The incarnated soul expresses itself in ideas; these ideas cluster in bundles and are known to us under the name of mind or consciousness, whose interaction with the body constitutes our nornal mode of conscious experience.

The closeness of the clustering varies from one individual to another, and ideas may become detached from the bundle to which they normally belong and associate themselves temporarily with other bodies and brains and even with non-cerebral matter.

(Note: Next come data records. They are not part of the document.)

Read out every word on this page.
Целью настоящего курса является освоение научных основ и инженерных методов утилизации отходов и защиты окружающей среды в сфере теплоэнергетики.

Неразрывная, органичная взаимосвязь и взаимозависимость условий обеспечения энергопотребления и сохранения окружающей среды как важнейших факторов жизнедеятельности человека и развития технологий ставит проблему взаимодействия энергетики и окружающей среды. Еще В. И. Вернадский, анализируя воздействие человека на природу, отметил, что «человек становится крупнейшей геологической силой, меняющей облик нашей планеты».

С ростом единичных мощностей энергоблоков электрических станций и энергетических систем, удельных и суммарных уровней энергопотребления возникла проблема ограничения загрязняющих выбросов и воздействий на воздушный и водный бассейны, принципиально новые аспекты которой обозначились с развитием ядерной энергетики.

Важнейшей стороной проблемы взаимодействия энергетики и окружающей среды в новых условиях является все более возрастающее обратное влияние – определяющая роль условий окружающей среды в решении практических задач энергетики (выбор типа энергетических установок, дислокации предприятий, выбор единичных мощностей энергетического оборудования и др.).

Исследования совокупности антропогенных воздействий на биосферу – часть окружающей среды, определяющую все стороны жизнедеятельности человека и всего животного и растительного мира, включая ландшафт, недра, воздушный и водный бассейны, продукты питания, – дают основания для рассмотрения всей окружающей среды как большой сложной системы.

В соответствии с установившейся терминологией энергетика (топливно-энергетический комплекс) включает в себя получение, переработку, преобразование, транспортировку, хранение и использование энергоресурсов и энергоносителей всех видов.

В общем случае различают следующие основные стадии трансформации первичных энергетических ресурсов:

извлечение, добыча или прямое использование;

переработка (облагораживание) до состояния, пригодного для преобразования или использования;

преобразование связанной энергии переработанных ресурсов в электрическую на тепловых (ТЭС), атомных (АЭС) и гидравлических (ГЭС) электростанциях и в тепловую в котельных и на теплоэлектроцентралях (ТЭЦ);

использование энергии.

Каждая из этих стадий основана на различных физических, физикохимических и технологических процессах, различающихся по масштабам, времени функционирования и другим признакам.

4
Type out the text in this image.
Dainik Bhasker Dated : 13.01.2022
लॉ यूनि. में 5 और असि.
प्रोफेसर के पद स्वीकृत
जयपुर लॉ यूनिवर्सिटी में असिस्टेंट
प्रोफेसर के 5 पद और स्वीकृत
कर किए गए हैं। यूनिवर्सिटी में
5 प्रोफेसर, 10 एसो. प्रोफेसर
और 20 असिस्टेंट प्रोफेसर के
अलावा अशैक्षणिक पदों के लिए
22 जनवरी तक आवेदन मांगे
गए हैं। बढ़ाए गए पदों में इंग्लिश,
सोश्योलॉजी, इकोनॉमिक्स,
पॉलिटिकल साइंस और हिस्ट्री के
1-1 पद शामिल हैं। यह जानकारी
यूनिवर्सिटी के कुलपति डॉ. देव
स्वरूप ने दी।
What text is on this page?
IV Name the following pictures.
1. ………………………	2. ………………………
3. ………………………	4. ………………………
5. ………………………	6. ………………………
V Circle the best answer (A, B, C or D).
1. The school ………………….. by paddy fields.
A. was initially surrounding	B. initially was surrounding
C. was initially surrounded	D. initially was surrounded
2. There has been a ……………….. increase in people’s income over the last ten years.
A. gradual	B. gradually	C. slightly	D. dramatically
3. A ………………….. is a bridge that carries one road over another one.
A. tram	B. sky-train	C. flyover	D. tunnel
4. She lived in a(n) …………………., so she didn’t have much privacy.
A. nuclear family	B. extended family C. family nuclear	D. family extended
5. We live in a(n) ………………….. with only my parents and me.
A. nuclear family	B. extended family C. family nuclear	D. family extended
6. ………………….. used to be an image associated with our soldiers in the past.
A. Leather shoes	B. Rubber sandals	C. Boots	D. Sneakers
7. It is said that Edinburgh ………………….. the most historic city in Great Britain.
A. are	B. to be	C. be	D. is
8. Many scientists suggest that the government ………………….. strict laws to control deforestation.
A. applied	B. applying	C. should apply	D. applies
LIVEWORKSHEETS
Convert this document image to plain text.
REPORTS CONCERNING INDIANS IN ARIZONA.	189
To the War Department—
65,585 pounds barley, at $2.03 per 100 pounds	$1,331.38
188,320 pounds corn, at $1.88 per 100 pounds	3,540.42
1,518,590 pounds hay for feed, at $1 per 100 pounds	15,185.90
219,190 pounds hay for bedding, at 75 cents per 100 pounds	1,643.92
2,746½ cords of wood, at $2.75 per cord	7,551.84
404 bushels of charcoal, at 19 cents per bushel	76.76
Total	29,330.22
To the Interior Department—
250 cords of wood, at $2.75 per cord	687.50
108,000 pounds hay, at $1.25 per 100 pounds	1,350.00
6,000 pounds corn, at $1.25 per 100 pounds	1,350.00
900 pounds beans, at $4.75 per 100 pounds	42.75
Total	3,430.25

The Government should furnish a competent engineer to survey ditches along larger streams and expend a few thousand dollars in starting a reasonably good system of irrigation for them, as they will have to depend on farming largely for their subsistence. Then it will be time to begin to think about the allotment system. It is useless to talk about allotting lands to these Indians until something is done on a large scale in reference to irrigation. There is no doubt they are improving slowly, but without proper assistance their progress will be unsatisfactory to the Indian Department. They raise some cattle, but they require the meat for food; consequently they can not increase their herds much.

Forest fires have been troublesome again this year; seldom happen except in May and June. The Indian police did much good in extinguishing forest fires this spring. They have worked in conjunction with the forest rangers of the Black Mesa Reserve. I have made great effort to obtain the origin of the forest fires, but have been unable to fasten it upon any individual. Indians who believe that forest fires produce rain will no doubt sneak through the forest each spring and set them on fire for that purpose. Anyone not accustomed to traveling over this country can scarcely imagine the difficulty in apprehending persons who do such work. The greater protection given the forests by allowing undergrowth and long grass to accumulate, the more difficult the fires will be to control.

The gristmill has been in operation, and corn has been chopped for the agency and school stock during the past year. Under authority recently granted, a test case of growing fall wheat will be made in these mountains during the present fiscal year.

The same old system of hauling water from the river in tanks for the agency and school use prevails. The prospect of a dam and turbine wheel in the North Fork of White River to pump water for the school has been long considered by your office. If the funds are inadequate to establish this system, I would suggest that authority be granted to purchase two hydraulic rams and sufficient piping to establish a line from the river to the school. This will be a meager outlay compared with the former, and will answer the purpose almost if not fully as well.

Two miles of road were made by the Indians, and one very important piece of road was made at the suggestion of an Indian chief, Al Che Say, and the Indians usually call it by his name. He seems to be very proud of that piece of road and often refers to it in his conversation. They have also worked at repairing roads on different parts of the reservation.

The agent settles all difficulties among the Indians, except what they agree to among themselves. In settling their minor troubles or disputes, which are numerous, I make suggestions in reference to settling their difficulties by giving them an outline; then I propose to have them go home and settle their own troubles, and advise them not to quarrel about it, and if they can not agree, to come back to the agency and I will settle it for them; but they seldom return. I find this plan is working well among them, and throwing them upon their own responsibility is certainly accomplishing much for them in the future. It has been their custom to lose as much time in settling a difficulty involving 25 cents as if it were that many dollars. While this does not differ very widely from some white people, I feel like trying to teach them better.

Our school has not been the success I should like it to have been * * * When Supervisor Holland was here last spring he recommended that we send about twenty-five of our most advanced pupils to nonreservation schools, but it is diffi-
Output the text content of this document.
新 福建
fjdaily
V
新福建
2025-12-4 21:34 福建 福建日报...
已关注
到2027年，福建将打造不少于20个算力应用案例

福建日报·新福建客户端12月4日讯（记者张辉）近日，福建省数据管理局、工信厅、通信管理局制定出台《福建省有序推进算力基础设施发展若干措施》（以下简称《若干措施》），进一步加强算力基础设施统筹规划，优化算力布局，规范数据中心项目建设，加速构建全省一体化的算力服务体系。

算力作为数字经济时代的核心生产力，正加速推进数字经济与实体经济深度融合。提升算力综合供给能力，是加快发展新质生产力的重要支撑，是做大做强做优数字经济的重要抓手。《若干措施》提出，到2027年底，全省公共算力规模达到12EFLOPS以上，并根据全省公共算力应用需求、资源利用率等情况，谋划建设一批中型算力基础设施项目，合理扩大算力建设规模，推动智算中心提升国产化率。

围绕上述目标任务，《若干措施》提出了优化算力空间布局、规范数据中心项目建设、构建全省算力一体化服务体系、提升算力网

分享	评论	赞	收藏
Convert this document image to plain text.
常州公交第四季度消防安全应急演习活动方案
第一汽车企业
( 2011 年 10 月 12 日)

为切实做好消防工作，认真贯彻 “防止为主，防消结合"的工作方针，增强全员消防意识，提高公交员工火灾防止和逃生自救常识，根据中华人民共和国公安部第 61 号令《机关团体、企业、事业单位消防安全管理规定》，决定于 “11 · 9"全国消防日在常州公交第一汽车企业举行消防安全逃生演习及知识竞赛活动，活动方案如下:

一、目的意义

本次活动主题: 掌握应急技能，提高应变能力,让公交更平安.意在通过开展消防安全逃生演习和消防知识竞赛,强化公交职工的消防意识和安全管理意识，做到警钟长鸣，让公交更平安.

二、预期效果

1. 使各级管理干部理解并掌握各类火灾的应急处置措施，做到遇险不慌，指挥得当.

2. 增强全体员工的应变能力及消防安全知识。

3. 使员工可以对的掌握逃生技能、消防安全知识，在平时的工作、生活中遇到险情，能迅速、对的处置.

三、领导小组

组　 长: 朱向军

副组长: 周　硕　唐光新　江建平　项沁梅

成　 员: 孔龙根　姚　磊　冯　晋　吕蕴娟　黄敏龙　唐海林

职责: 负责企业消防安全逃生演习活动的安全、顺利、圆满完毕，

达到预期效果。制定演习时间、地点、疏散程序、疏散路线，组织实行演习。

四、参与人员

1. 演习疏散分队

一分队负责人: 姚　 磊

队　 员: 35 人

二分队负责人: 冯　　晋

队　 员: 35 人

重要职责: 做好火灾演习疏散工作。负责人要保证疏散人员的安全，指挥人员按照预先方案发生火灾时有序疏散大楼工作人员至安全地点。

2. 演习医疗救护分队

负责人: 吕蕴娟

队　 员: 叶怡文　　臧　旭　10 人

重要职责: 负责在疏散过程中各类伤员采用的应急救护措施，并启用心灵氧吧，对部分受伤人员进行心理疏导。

It is in this tendency of ideas to wander, as it were, from the cluster to which they normally belong that the more plausible explanation of many super-normal phenomena is likely to be found.

PLATO’S FORMS AND VALUES

It will have been quickly apparent to those familiar to philosophy that arguments used from time to time…have a Platonic flavour, nor is it dificult to see that the two-level structure of the universe…and in particular the transcendence-immanence relation between the two levels of reality, is conceived fairly closely on Platonic lines…the Forms belong, as Plato holds that they do, to a supernatural world, more particularly if…what we call the Values – and it is under this term that the Forms may, I think, be most appropriately referred to in respect of their most outstanding manifestations as Truth, Goodness and Beauty – are the modes of God’s revelation of His nature to man.

For if that is, indeed, the case, the relation must be regarded as the immanence of a transcendent Being in a medium which, though it manifests, is itself other than, the Being manifested.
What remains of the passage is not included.